Spolia est un recueil de photographies des Carpates méridionales, la région natale du sculpteur roumain Constantin Brancusi (1876-1957). Ce recueil suit le cours du Jiu entre Petrosani, où la Colonne sans fin fût fabriquée en 1937, et Târgu Jiu, où elle fut érigée en 1938 (les deux villes sont distantes de cinquante kilomètres). Seule œuvre construite par Brancusi dans l’espace public, l’ensemble monumental de Târgu Jiu comprend trois éléments : la Table du silence, la Porte du baiser et la Colonne sans fin.
Avec Spolia, Gilles Saussier poursuit son interrogation croisée de l’histoire contemporaine de la Roumanie et de la sculpture moderne, de Brancusi au minimalisme. Il part de faits réels enfouis et d’éléments d’enquêtes de terrain, comme la découverte d’un clone de la Colonne sans fin fabriqué en 2001 dans les Ateliers centraux des mines de Petrosani (ACP) où l’oeuvre originale avait été fondue.
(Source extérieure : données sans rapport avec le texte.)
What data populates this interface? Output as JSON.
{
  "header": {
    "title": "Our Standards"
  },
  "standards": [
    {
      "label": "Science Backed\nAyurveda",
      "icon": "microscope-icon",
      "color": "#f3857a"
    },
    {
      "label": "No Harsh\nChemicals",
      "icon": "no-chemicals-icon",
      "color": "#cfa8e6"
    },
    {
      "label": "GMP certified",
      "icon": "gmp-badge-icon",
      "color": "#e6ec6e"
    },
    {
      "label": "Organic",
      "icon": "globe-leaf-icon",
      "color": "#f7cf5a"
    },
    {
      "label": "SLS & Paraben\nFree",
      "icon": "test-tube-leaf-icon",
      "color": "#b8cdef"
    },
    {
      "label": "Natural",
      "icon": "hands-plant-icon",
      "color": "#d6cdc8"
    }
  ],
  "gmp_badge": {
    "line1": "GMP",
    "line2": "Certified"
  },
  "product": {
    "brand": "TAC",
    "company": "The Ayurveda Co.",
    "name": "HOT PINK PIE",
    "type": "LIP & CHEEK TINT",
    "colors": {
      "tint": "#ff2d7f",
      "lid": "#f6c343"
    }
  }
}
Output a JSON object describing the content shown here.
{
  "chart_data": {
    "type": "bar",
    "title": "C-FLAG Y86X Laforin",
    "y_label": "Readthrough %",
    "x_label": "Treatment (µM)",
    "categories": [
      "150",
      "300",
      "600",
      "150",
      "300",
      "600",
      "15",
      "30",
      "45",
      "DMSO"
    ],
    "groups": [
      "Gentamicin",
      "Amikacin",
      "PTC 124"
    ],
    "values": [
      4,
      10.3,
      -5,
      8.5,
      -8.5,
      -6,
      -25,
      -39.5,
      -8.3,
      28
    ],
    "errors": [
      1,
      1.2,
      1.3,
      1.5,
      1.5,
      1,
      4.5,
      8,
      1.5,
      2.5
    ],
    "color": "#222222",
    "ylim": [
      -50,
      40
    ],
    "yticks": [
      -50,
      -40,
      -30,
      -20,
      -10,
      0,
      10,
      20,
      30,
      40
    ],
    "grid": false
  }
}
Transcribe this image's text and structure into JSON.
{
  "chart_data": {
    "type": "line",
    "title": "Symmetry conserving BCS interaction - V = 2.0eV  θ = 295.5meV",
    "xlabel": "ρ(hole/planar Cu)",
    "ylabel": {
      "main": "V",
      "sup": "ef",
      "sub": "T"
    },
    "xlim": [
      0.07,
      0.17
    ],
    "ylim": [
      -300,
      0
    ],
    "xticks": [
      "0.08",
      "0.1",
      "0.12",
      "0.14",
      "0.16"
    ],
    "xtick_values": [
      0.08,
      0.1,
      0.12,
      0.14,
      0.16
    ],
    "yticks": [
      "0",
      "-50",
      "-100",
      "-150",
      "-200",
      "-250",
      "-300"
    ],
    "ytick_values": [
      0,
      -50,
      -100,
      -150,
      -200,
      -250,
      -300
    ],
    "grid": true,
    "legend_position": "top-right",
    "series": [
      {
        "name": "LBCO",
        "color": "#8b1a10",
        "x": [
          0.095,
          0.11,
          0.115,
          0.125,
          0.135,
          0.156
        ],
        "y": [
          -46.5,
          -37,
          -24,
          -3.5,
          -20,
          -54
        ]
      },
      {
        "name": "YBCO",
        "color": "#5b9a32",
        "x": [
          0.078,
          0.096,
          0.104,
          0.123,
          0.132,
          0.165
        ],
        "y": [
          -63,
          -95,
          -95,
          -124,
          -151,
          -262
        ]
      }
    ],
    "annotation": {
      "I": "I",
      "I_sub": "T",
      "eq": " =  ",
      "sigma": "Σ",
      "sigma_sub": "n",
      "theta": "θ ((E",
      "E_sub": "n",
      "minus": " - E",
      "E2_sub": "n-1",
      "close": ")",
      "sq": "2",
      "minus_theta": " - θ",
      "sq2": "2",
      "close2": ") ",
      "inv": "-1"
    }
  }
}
Ce site industriel - où 4000 ouvriers travaillaient jusqu’à la révolution de 1989 contre moins d’une centaine aujourd’hui - permet d’évoquer tout à la fois la reproductibilité de la Colonne sans fin, le rôle du bureau d’étude de l’usine ayant abouti à arrêter sa hauteur à moins de la moitié de celle souhaitée initialement par Brancusi (29,33 mètres au lieu de 60 mètres) et la disparition de savoir-faire dont l’intégrité n’avait souvent rien à envier au travail artistique. Si le clone de la colonne demeuré gisant dans l’usine comme à l’intérieur d’une chambre noire, appartient à la catégorie des ruines à l’envers, l’original érigé à Târgu-Jiu est peut être le monument à posteriori de la fin du travail industriel. Fin du travail dont la concomitance des débuts du stakhanovisme (1935) et de la fabrication de la Colonne sans fin (1937) sonnait déjà comme le prélude.
Prolongeant les séries du Tableau de chasse (2010), les photographies de Spolia révèlent un arrière-pays roumain de Brancusi dans lequel émergent plusieurs entités :
• Le monde du métal dans l’usine des Ateliers centraux des mines de Petrosani (ACP), où fut fabriquée la Colonne sans fin en 1937, ainsi que son clone en 2001.
• Le monde du charbon dans la ville voisine de Petrila, dont le puits minier s’enfonce de près d’un kilomètre sous terre, comme le négatif inversé de la Colonne sans fin.
• Le monde de la pierre au fil du Jiu et de la ligne de chemin de fer Bumbesti - Livezeni qui fut le grand chantier patriotique et monumental de la Roumanie communiste (1948).
• Le monde du bois et l’architecture vernaculaire dans les campagnes proches de Târgu-Jiu et du village natal de Brancusi, Hobita, au pied des Carpates.
Gilles Saussier transforme son parcours dans chacune de ces entités en la visite de l’atelier d’un sculpteur dont l’activité serait à l’égale du Jiu et de ses méandres qui forment la colonne liquide de cet arrière-pays de Brancusi.
Ces entités sont également des monades d’où méditer sur les prolongements de la révolution roumaine : minériades pendant lesquelles les mineurs de la vallée du Jiu marchèrent sur Bucarest pour s’attaquer aux forces démocratiques (1990-1991), ruine et fermeture des sites miniers et industriels depuis 1997, décadence des figures populaires de l’aristocratie ouvrière (mineurs, métallos, cheminots).
Au partage abusif du monde entre le réel et la fiction, Spolia oppose la quête d’une essence cachée des êtres et des choses chère à Constantin Brancusi. Un en-deçà du réel que l’œil désenfouit et libère par la taille directe dans le matériau documentaire. Spolia signifie en roumain le soi des choses.